Roe 1 v. United States is currently active in federal court and directly challenges California and federal policies barring Second Amendment rights for people with prior mental health restrictions. The case targets exactly the intersection of WIC 8103, §922(g)(4), and the absence of any individualized dangerousness finding — the same structural problem Hemani now reinforces from the top down.
Even where the initial disarmament might survive historical scrutiny, the permanent and unreviewable character of federal prohibition under §922(g)(4) is independently vulnerable. Historical disarmament mechanisms were rarely irrevocable — they were conditional, tied to ongoing status, or subject to review. A lifetime federal ban attaching to a single psychiatric hospitalization, with no functional restoration process, does not map cleanly onto that tradition.

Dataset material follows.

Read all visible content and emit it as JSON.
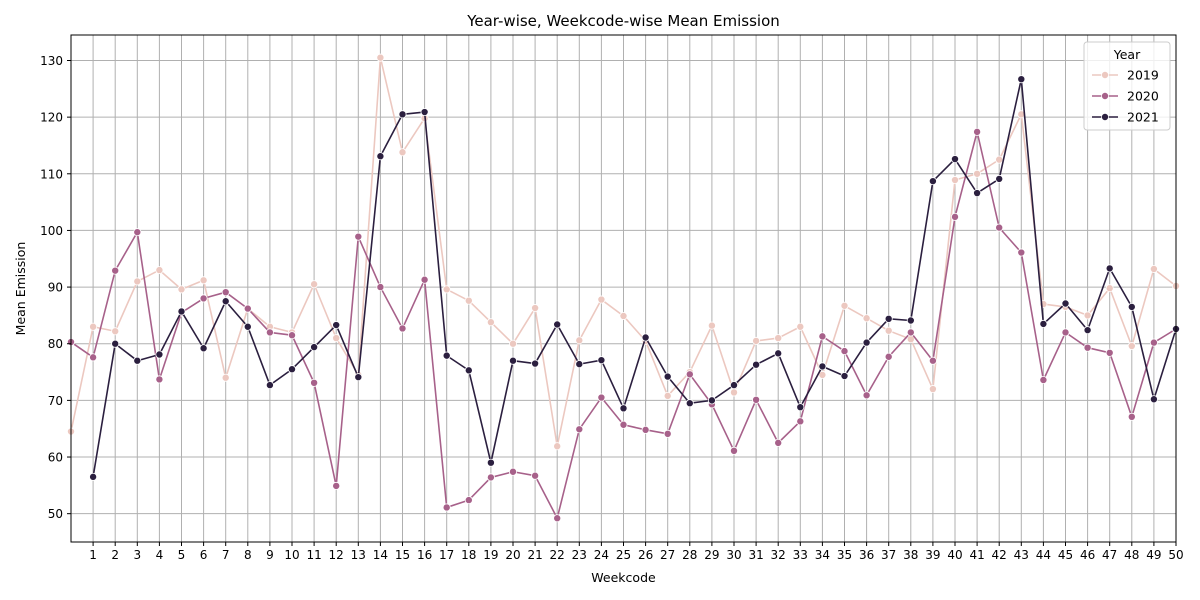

The NICS Improvement Act created a theoretical relief mechanism, but it remains largely nonfunctional: most states do not have an approved restoration program, and the federal program has operated inconsistently for years.
Taken together, Hemani and the cases it will inform suggest a Second Amendment jurisprudence moving in a consistent direction: away from categorical, status-based restrictions and toward individualized, historically grounded, and reviewable determinations of dangerousness.
That is a more demanding standard for gun regulation in specific, structural ways — it requires legislatures to identify historical analogues rather than invoking public safety interest-balancing. But the Court in Hemani was unanimous, and the opinion takes care to preserve substantial regulatory space. Restrictions on the actively intoxicated, on genuine addicts, on people found specifically and individually dangerous — all remain available under the Court’s framework.
What the framework places under pressure is regulatory bluntness: broad categorical prohibitions imposed on large classes of people without serious engagement with either historical tradition or individual dangerousness. That description fits meaningful portions of both federal mental health gun law and California’s CCW disqualification framework.
Ali Hemani surrendered his gun voluntarily, answered every question honestly, and went home. The Court said the government had no business making that a felony. The lower courts will be working out the downstream consequences of that holding for some time.